Я мало что помню о том первом путешествии, которое мы предприняли с моим младшим братом Хью в августе 1934 года. Самые живые, то есть не заслоненные более поздними, воспоминания я сохранил о чистеньком, миниатюрном пароходике, который вез нас по каналу от Готенбурга до Стокгольма (я думал, что он будет плавать и в моем романе, но этого не произошло), о том, как я просыпался мягко мерцающей летней ночью, а мимо, буквально на расстоянии вытянутой руки, проплывало серебро берез, о цыплятах, копошащихся на берегу. Мы с братом платонически ухаживали за двумя путешественницами–англичанками — одной было шестнадцать лет, другой двадцать. Когда пароход делал остановки у шлюзов, мы парочками расходились в разные стороны, и как‑то раз, когда мой брат и младшая из девушек не вернулись на маленький пароход вовремя, поднялся страшный переполох: ее мать, образованная дама, победительница многих литературных конкурсов либеральной «Тайм энд тайд», решила, что оба утонули в канале. Однажды вечером в Стокгольме на берегу моря моя пароходная знакомая ударила меня по лицу при обстоятельствах, весьма схожих с теми, при которых Лу дает пощечину Энтони, — я сказал ей, что она наверняка девственница, — после чего мы благопристойно посидели на скамейке в Скансене, стокгольмском парке, среди серых камней и серебряных деревьев. (Реакция на мои слова — единственное, что роднит ее с Лу.) Должен сказать, что август — не лучшее время для первой поездки в Стокгольм. Духота, влажность и убийственная чопорность одного обеда, на котором нам пришлось присутствовать в Салтшёбадене, заставили нас перебраться в Осло. Сейчас меня поражает то безрассудство, с которым я помещал роман в город, мне почти незнакомый.
Написал бы я эту книгу лучше сейчас, когда в памяти накопилось столько прототипов промышленника Крога, который в то далекое время так упрямо не желал оживать? Вряд ли. В большинстве моих книг, как бы хорошо я ни представлял себе, что и зачем пишу, всегда есть один картонный персонаж, который упрямо отказывается оживать, но который мне нужен: Крог в «Меня создала Англия», официантка в «Брайтонском леденце», Уилсон в «Сути дела», Смайд в «Конце романа», журналист Паркинсон в «Ценой потери». Печальная правда заключается в том, что роман может вместить в себя строго ограниченное число вымышленных людей. Еще одна удачная находка — и книга, как перегруженный корабль, дает крен. Это и было неожиданной опасностью, с которой я столкнулся, когда писал «Меня создала Англия».

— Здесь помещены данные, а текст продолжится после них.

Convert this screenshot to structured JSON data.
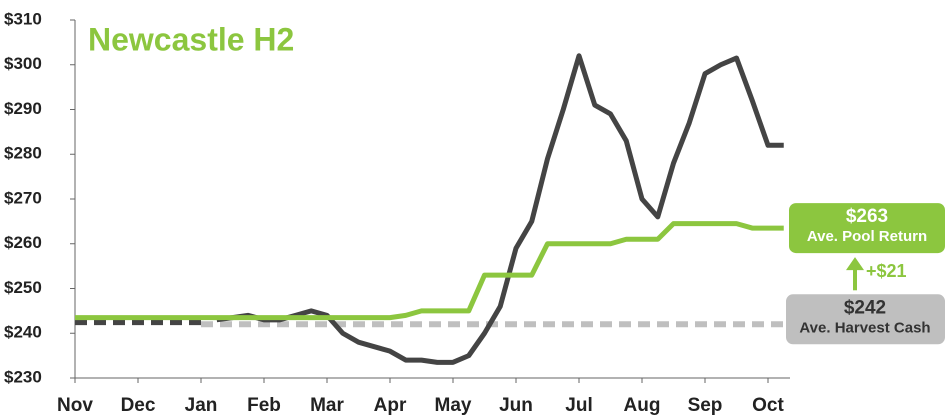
{
  "chart_data": {
    "type": "line",
    "title": "Newcastle H2",
    "categories": [
      "Nov",
      null,
      null,
      null,
      "Dec",
      null,
      null,
      null,
      "Jan",
      null,
      null,
      null,
      "Feb",
      null,
      null,
      null,
      "Mar",
      null,
      null,
      null,
      "Apr",
      null,
      null,
      null,
      "May",
      null,
      null,
      null,
      "Jun",
      null,
      null,
      null,
      "Jul",
      null,
      null,
      null,
      "Aug",
      null,
      null,
      null,
      "Sep",
      null,
      null,
      null,
      "Oct",
      null
    ],
    "series": [
      {
        "color": "#444444",
        "dash": true,
        "values": [
          242.5,
          242.5,
          242.5,
          242.5,
          242.5,
          242.5,
          242.5,
          242.5,
          242.5,
          null,
          null,
          null,
          null,
          null,
          null,
          null,
          null,
          null,
          null,
          null,
          null,
          null,
          null,
          null,
          null,
          null,
          null,
          null,
          null,
          null,
          null,
          null,
          null,
          null,
          null,
          null,
          null,
          null,
          null,
          null,
          null,
          null,
          null,
          null,
          null,
          null
        ]
      },
      {
        "name": "Ave. Harvest Cash",
        "color": "#bfbfbf",
        "dash": true,
        "values": [
          null,
          null,
          null,
          null,
          null,
          null,
          null,
          null,
          242,
          242,
          242,
          242,
          242,
          242,
          242,
          242,
          242,
          242,
          242,
          242,
          242,
          242,
          242,
          242,
          242,
          242,
          242,
          242,
          242,
          242,
          242,
          242,
          242,
          242,
          242,
          242,
          242,
          242,
          242,
          242,
          242,
          242,
          242,
          242,
          242,
          242
        ]
      },
      {
        "color": "#444444",
        "dash": false,
        "values": [
          null,
          null,
          null,
          null,
          null,
          null,
          null,
          null,
          null,
          243,
          243.5,
          244,
          243,
          243,
          244,
          245,
          244,
          240,
          238,
          237,
          236,
          234,
          234,
          233.5,
          233.5,
          235,
          240,
          246,
          259,
          265,
          279,
          290,
          302,
          291,
          289,
          283,
          270,
          266,
          278,
          287,
          298,
          300,
          301.5,
          292,
          282,
          282
        ]
      },
      {
        "name": "Ave. Pool Return",
        "color": "#8cc63f",
        "dash": false,
        "values": [
          243.5,
          243.5,
          243.5,
          243.5,
          243.5,
          243.5,
          243.5,
          243.5,
          243.5,
          243.5,
          243.5,
          243.5,
          243.5,
          243.5,
          243.5,
          243.5,
          243.5,
          243.5,
          243.5,
          243.5,
          243.5,
          244,
          245,
          245,
          245,
          245,
          253,
          253,
          253,
          253,
          260,
          260,
          260,
          260,
          260,
          261,
          261,
          261,
          264.5,
          264.5,
          264.5,
          264.5,
          264.5,
          263.5,
          263.5,
          263.5
        ]
      }
    ],
    "annotations": {
      "pool_value": "$263",
      "pool_label": "Ave. Pool Return",
      "cash_value": "$242",
      "cash_label": "Ave. Harvest Cash",
      "difference": "+$21"
    },
    "ylim": [
      230,
      310
    ],
    "yticks": [
      {
        "value": 230,
        "label": "$230"
      },
      {
        "value": 240,
        "label": "$240"
      },
      {
        "value": 250,
        "label": "$250"
      },
      {
        "value": 260,
        "label": "$260"
      },
      {
        "value": 270,
        "label": "$270"
      },
      {
        "value": 280,
        "label": "$280"
      },
      {
        "value": 290,
        "label": "$290"
      },
      {
        "value": 300,
        "label": "$300"
      },
      {
        "value": 310,
        "label": "$310"
      }
    ],
    "grid": false
  }
}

Я был вполне удовлетворен портретом Энтони. Разве я не прожил с ним бок о бок многие годы? Он был идеализированным вариантом моего старшего брата Герберта, в похождениях которого я принимал косвенное участие. Я знал молоденькую проститутку Аннету, в которую Энтони был влюблен. Я поднимался по той запретной лестнице и с тем же чувством читал записки: «Сегодня молока не приносили». «Ушла. Буду в…» (и она называла час — не мне). Кейт, сестрой Энтони, я тоже был доволен. Мне кажется, что это лучшая из созданных мной женщин, исключая разве что Сару из «Конца романа». Энтони и Кейт были сердцем книги. Крог нужен был только для развития их линии, другие — Лу, Холл, Хаммарстен, молодой Андерссон — были второстепенными фигурами. И тут корабль накренился, потому что на борт его ступил Минти.
Он возник в моем подсознании совершенно неожиданно — этот проснувшийся в стокгольмской квартире эмигрант, за которым следит накрытый стаканом паук, этот выскочка, едва поспевший к концу второй части. Кажется, он понадобился мне как эпизодический персонаж, соотечественник Энтони, который распознал бы в нем — как может распознать только соотечественник — что‑то фальшивое, именно ему мог бы показаться подозрительным галстук Харроу–скул. Но у меня и в мыслях не было обременять повествование жалким, пронырливым католиком (скорее всего, скромным последователем сэра Джона Бетджемана), чтобы он украл все сцены, в которых будет участвовать, и даже оставил за собой последнее слово, оттеснив во время похорон Энтони его сестру Кейт. Да, Минти был мне отвратителен, но я ничего не мог с ним поделать.